Match Week is upon us! On Friday, soon-to-be-doctors throughout the country will learn their fate in terms of residency placement and career. This “Match Day” is a rite of passage, the culmination of work that began years before even their days as pre-med undergraduates. Did they match at all and, if so, then was it in their desired field? Will they have to scramble to find an unfilled spot in a discipline they never imagined? If with a family, then will the name in the envelope warrant their uprooting or being separated from loved ones for potentially up to seven years?
To say students throughout the nation’s medical school system are on edge would be an understatement. Let’s break down why and elucidate the good from the bad of this tradition.
Understanding the “match”
From the National Residency Matching Program
“The National Resident Matching Program® (NRMP®) is a private, non-profit organization established in 1952 at the request of medical students to provide an orderly and fair mechanism for matching the preferences of applicants for U.S. residency positions with the preferences of residency program directors. In addition to the annual Main Residency Match® for more than 43,000 registrants, the NRMP conducts Fellowship Matches for more than 60 subspecialties through its Specialties Matching Service® (SMS®).
The Match Process For applicants, the Main Residency Match process begins in the fall during the final year of medical school, when they apply to the residency programs of their choice. Throughout the fall and early winter, applicants interview with programs. From mid-January to late February, applicants and program directors rank each other in order of preference and submit the preference lists to NRMP, which processes them using a computerized mathematical algorithm to match applicants with programs. Research on the NRMP algorithm was a basis for awarding The Sveriges Riksbank Prize in Economic Sciences in Memory of Alfred Nobel in 2012.”
On March 15, “medical school students and graduates from the United States and around the world will learn in which U.S. residency program they will train for the next three to seven years.” In simultaneous ceremonies (now often live video streamed online), mainly doctors-to-be will open an envelope that reveals a solitary institution name and location. These contents reflect a binding contract.
The Good
There is much good about this process. Everyone before you has endured it, so it is a bonding initiation into the profession. Additionally, it is shared by classmates you experienced the boot camp of medical school with further cementing these relationships - ones that will transform into professional colleagues in the future. Traditions are meaningful and have value. For years, many cherish the memory.

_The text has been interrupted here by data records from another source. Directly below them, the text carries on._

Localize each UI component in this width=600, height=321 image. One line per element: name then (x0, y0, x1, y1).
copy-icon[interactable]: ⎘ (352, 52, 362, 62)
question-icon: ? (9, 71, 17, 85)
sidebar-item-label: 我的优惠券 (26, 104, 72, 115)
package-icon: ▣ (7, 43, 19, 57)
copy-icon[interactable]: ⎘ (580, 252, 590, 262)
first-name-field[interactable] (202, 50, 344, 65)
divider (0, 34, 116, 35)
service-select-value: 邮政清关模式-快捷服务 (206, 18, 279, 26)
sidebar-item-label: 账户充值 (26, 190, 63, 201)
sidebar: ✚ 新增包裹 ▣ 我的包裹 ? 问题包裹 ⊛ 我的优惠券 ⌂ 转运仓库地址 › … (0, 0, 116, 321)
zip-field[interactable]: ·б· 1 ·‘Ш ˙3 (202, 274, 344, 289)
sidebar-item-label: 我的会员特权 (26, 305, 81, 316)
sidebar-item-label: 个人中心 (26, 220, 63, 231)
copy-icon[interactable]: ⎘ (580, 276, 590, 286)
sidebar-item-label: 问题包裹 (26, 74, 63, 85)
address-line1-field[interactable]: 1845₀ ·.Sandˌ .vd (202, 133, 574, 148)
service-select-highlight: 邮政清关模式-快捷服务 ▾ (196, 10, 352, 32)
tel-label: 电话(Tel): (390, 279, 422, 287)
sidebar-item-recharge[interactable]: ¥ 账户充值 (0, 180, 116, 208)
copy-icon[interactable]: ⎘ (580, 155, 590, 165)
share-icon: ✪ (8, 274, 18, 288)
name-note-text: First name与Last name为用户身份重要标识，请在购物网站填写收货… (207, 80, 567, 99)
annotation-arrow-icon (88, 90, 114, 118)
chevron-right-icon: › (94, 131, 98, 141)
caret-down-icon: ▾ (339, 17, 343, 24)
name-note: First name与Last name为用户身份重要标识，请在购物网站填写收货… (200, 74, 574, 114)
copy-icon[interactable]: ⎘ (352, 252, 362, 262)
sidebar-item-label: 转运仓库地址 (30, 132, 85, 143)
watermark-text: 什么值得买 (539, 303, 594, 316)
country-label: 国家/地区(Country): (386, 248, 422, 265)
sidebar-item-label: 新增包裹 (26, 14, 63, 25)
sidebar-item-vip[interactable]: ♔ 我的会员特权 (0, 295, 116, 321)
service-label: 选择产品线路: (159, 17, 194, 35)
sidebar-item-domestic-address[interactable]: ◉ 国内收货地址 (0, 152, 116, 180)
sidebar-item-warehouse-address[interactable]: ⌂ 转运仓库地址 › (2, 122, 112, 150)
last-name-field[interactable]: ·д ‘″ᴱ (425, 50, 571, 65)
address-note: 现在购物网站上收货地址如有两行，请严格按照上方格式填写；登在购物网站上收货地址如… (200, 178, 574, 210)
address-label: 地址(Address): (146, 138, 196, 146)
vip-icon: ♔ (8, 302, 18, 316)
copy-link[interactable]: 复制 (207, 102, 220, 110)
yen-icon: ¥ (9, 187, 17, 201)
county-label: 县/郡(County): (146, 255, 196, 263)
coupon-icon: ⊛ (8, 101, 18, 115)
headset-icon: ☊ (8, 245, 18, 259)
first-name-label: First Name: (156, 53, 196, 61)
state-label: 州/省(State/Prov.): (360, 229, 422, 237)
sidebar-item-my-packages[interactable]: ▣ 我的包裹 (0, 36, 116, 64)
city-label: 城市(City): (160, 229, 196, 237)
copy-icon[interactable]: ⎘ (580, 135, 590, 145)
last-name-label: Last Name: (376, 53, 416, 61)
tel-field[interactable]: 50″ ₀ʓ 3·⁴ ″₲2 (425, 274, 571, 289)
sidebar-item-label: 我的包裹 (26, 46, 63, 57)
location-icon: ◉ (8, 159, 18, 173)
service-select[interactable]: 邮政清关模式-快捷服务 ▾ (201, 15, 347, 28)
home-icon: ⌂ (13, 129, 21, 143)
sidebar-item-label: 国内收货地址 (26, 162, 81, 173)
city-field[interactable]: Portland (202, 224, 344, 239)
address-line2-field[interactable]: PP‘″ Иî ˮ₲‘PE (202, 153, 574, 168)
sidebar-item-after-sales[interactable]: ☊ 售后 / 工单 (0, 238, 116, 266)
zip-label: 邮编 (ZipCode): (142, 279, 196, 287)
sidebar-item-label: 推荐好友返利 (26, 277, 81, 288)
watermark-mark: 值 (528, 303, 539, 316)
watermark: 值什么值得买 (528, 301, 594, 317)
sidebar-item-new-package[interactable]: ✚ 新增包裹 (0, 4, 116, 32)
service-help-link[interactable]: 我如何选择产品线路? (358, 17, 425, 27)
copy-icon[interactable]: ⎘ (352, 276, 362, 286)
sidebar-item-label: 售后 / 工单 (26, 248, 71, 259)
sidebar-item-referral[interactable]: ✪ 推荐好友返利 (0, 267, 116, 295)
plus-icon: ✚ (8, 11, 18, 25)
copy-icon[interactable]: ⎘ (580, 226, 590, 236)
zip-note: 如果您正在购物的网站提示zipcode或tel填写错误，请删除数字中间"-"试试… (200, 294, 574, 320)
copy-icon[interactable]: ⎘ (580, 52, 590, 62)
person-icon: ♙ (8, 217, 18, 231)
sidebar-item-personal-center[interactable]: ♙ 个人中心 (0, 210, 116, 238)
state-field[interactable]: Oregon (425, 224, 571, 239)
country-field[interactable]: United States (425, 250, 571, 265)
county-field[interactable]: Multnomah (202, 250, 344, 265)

You know what you are getting into from the start of medical school. Though the path is rigorous and by no means easy, the milestones within it are distinctly defined. You know exactly when hurdles need to be met. This certainty, these deadlines help chart a course toward achieving your dream of becoming a urologist or orthopedic surgeon. While matching in itself, especially in an extremely competitive field, is a worthy and honorable goal. It is the pinnacle of years and years of dedication, hard work and much sacrifice.
The Bad
Like anything, there are always those who will find the experience the exact opposite. It could represent the day that a life’s dream proved elusive. This can be utterly devastating. The years and years of commitment, expense, heart and sustained drive and sacrifice could yield a major pivot in a person’s life - forever altering how they envisioned their life’s work and identity. Thankfully, for many, over time they look at this defining moment as an ultimate gift that spared them or propelled them into a better, unimaginable future. But, to come to that mindset on Match Day or the surrounding weeks is not the most common occurrence.
Due to the length of residencies, the match system creates a unique employment track. This can do participants a life disservice given they don’t necessarily learn how to look for a job outside of a designed, strict program. And, for those who do a fellowship or more after residency, they may not look for a job on their own until their late thirties while their peers in other industries have jumped from one to the next and do so readily.
In the end
Overall, it is a week of intense emotions worthy of the gravity of the vocation and the honor, privilege and immense responsibility that comes with caring for patients. The nostalgia of this time infuses a much needed optimism with respect to the future of healthcare. Best of luck to this year’s graduates!